El peligro que nos amenaza no es el 6 de enero norteamericano, sino el de perder las elecciones próximas y consolidar por esa vía el desastroso proyecto morenista. O, peor aún, que la oposición reconquiste el poder solo para retornar al viejo modelo contra el cual votó el pueblo
Aquiles Córdova Morán
Los sucesos recientes en Estados Unidos, particularmente la toma del Capitolio, el 6 de enero, por los enfurecidos seguidores del Presidente Trump para impedir la ratificación del triunfo de Joe Biden, han acaparado la atención de medios y columnistas de los más prestigiados e influyentes del país. Todos coinciden en calificar el hecho como un intento de golpe de estado y en condenarlo abiertamente por atentar contra la “democracia más antigua y estable del mundo”.

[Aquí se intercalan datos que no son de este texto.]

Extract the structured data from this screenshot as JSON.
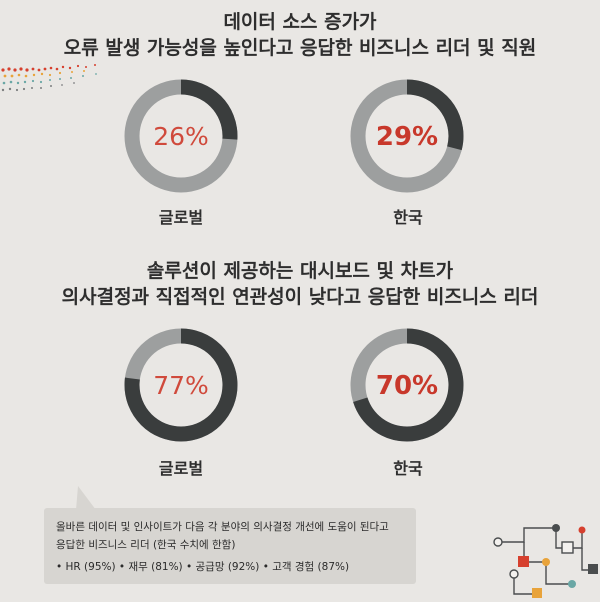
{
  "colors": {
    "ring_track": "#9d9f9f",
    "ring_value": "#3a3d3d",
    "pct_light": "#d04a3c",
    "pct_bold": "#c8382b",
    "background": "#e9e7e4"
  },
  "chart_data": [
    {
      "type": "pie",
      "title": [
        "데이터 소스 증가가",
        "오류 발생 가능성을 높인다고 응답한 비즈니스 리더 및 직원"
      ],
      "series": [
        {
          "name": "글로벌",
          "value": 26,
          "label": "26%"
        },
        {
          "name": "한국",
          "value": 29,
          "label": "29%"
        }
      ]
    },
    {
      "type": "pie",
      "title": [
        "솔루션이 제공하는 대시보드 및 차트가",
        "의사결정과 직접적인 연관성이 낮다고 응답한 비즈니스 리더"
      ],
      "series": [
        {
          "name": "글로벌",
          "value": 77,
          "label": "77%"
        },
        {
          "name": "한국",
          "value": 70,
          "label": "70%"
        }
      ]
    }
  ],
  "note": {
    "line1": "올바른 데이터 및 인사이트가 다음 각 분야의 의사결정 개선에 도움이 된다고",
    "line2": "응답한 비즈니스 리더 (한국 수치에 한함)",
    "line3": "• HR (95%) • 재무 (81%) • 공급망 (92%) • 고객 경험 (87%)"
  }
}
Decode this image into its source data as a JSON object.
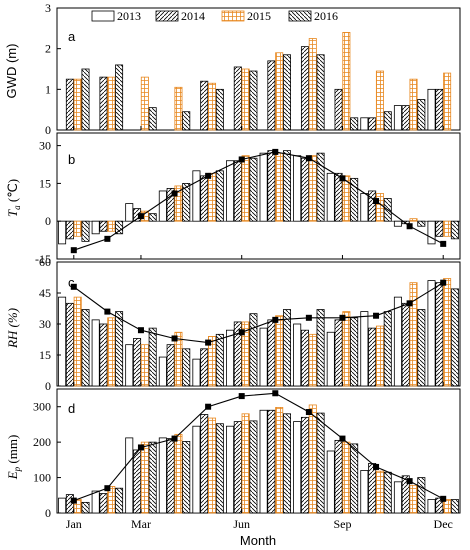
{
  "chart_data": [
    {
      "panel_label": "a",
      "type": "bar",
      "ylabel": "GWD (m)",
      "ylim": [
        0,
        3
      ],
      "yticks": [
        0,
        1,
        2,
        3
      ],
      "categories": [
        1,
        2,
        3,
        4,
        5,
        6,
        7,
        8,
        9,
        10,
        11,
        12
      ],
      "series": [
        {
          "name": "2013",
          "values": [
            null,
            null,
            null,
            null,
            null,
            null,
            null,
            null,
            null,
            0.3,
            0.6,
            1.0
          ]
        },
        {
          "name": "2014",
          "values": [
            1.25,
            1.3,
            null,
            null,
            1.2,
            1.55,
            1.7,
            2.05,
            1.0,
            0.3,
            0.6,
            1.0
          ]
        },
        {
          "name": "2015",
          "values": [
            1.25,
            1.3,
            1.3,
            1.05,
            1.15,
            1.5,
            1.9,
            2.25,
            2.4,
            1.45,
            1.25,
            1.4
          ]
        },
        {
          "name": "2016",
          "values": [
            1.5,
            1.6,
            0.55,
            0.45,
            1.0,
            1.45,
            1.85,
            1.85,
            0.3,
            0.45,
            0.75,
            null
          ]
        }
      ]
    },
    {
      "panel_label": "b",
      "type": "bar+line",
      "ylabel": "T_a (℃)",
      "ylim": [
        -15,
        35
      ],
      "yticks": [
        -15,
        0,
        15,
        30
      ],
      "categories": [
        1,
        2,
        3,
        4,
        5,
        6,
        7,
        8,
        9,
        10,
        11,
        12
      ],
      "series": [
        {
          "name": "2013",
          "values": [
            -9,
            -5,
            7,
            12,
            20,
            24,
            27,
            26,
            19,
            11,
            -2,
            -9
          ]
        },
        {
          "name": "2014",
          "values": [
            -7,
            -4,
            5,
            13,
            18,
            24,
            28,
            25,
            19,
            12,
            -1,
            -6
          ]
        },
        {
          "name": "2015",
          "values": [
            -6,
            -4,
            4,
            14,
            19,
            26,
            27,
            26,
            18,
            11,
            1,
            -6
          ]
        },
        {
          "name": "2016",
          "values": [
            -8,
            -5,
            3,
            15,
            20,
            25,
            28,
            27,
            17,
            9,
            -2,
            -7
          ]
        }
      ],
      "line": [
        -11.5,
        -7,
        2,
        11,
        18,
        24.5,
        27.5,
        25,
        17,
        8,
        -2,
        -9
      ]
    },
    {
      "panel_label": "c",
      "type": "bar+line",
      "ylabel": "RH (%)",
      "ylim": [
        0,
        60
      ],
      "yticks": [
        0,
        15,
        30,
        45,
        60
      ],
      "categories": [
        1,
        2,
        3,
        4,
        5,
        6,
        7,
        8,
        9,
        10,
        11,
        12
      ],
      "series": [
        {
          "name": "2013",
          "values": [
            43,
            32,
            20,
            14,
            13,
            27,
            28,
            30,
            26,
            36,
            43,
            51
          ]
        },
        {
          "name": "2014",
          "values": [
            40,
            30,
            23,
            20,
            18,
            31,
            32,
            27,
            32,
            28,
            40,
            50
          ]
        },
        {
          "name": "2015",
          "values": [
            43,
            33,
            20,
            26,
            24,
            31,
            34,
            25,
            36,
            29,
            50,
            52
          ]
        },
        {
          "name": "2016",
          "values": [
            37,
            36,
            28,
            18,
            25,
            35,
            37,
            37,
            33,
            36,
            37,
            47
          ]
        }
      ],
      "line": [
        48,
        36,
        27,
        23,
        21,
        26,
        32,
        33,
        33,
        34,
        40,
        50
      ]
    },
    {
      "panel_label": "d",
      "type": "bar+line",
      "ylabel": "E_p (mm)",
      "ylim": [
        0,
        350
      ],
      "yticks": [
        0,
        100,
        200,
        300
      ],
      "categories": [
        1,
        2,
        3,
        4,
        5,
        6,
        7,
        8,
        9,
        10,
        11,
        12
      ],
      "series": [
        {
          "name": "2013",
          "values": [
            42,
            62,
            212,
            212,
            245,
            245,
            290,
            258,
            175,
            120,
            88,
            38
          ]
        },
        {
          "name": "2014",
          "values": [
            52,
            55,
            178,
            210,
            278,
            258,
            290,
            270,
            205,
            140,
            105,
            42
          ]
        },
        {
          "name": "2015",
          "values": [
            38,
            75,
            200,
            222,
            268,
            280,
            298,
            305,
            200,
            118,
            78,
            38
          ]
        },
        {
          "name": "2016",
          "values": [
            30,
            70,
            200,
            202,
            252,
            260,
            280,
            282,
            195,
            115,
            100,
            38
          ]
        }
      ],
      "line": [
        35,
        70,
        185,
        210,
        300,
        330,
        338,
        285,
        210,
        130,
        90,
        40
      ]
    }
  ],
  "x_axis": {
    "label": "Month",
    "tick_labels": [
      "Jan",
      "Mar",
      "Jun",
      "Sep",
      "Dec"
    ],
    "tick_months": [
      1,
      3,
      6,
      9,
      12
    ],
    "xlim": [
      0.5,
      12.5
    ]
  },
  "legend": {
    "placement": "top-center",
    "entries": [
      "2013",
      "2014",
      "2015",
      "2016"
    ]
  },
  "colors": {
    "axis": "#000000",
    "bar_2015_hatch": "#e8881f",
    "line": "#000000"
  }
}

Desde tiempo atrás se ha venido fortaleciendo una corriente de opinión que sostiene que el mayor peligro para las democracias contemporáneas es el populismo, una ideología y un modo de ejercer la política que ha logrado colocar a sus abanderados en la cúspide del poder de varios países, por vía democrática y que, ya en esa posición, se transforman en autócratas y autoritarios que imponen (o pretenden hacerlo) su propio proyecto social sobre la población. Esa pretensión los lleva a ver en la democracia un grave obstáculo, razón por la cual buscan dinamitarla y destruirla, como acaba de intentarlo Donald Trump. Ya en ocasión anterior me permití señalar que, dada la gran relevancia que se le otorga al populismo como principal enemigo de la democracia, resulta cuando menos extraño que nadie se preocupe por explicarnos a los no iniciados cuál es el contenido filosófico, político, económico y social del populismo, cuáles son sus rasgos esenciales, qué intereses defiende y en qué fuerza social se apoya. En una palabra: que hace falta definir con rigor científico el concepto de populismo para poder aplicarlo con seguridad en el análisis de la problemática social contemporánea.
Y esto resulta tanto más necesario por cuanto que, cada vez con más frecuencia, ocurre que alguien, en una especie de juicio sumarísimo, dicta sentencia condenatoria de populismo contra Gobiernos y personajes tan disímbolos como Jair Bolsonaro, de Brasil; Vladimir Putin, de Rusia; Nicolás Maduro, de Venezuela y Daniel Ortega, de Nicaragua, por citar solo unos cuantos ejemplos. El caso que más nos interesa ahora es el de Donald Trump y el presidente López Obrador. A mi parecer, salvo algunos rasgos pronunciados del carácter de ambos (el autoritarismo, la falta de disposición al diálogo, la intolerancia frente a la discrepancia, la poca estima de las opiniones y consejos de los especialistas en temas sensibles como la pandemia y algún otro semejante) la identidad populista de los dos personajes solo puede sostenerse forzando demasiado los hechos y los datos de la realidad. Pero hay algo más importante. Atribuir toda la responsabilidad por las graves dificultades de México y EE. UU. al populismo de sus presidentes implica, necesariamente, sostener que, antes de ellos, no existían; que es, por tanto, su necio populismo el que ha generado de sí mismo todo el tiradero que van dejando tras de sí, lo cual, desde luego, no es verdad. Tal punto de vista, además, no nos permite explicarnos cómo y de dónde surge el político populista, por qué motivos se ganó el apoyo de las mayorías para llegar al poder.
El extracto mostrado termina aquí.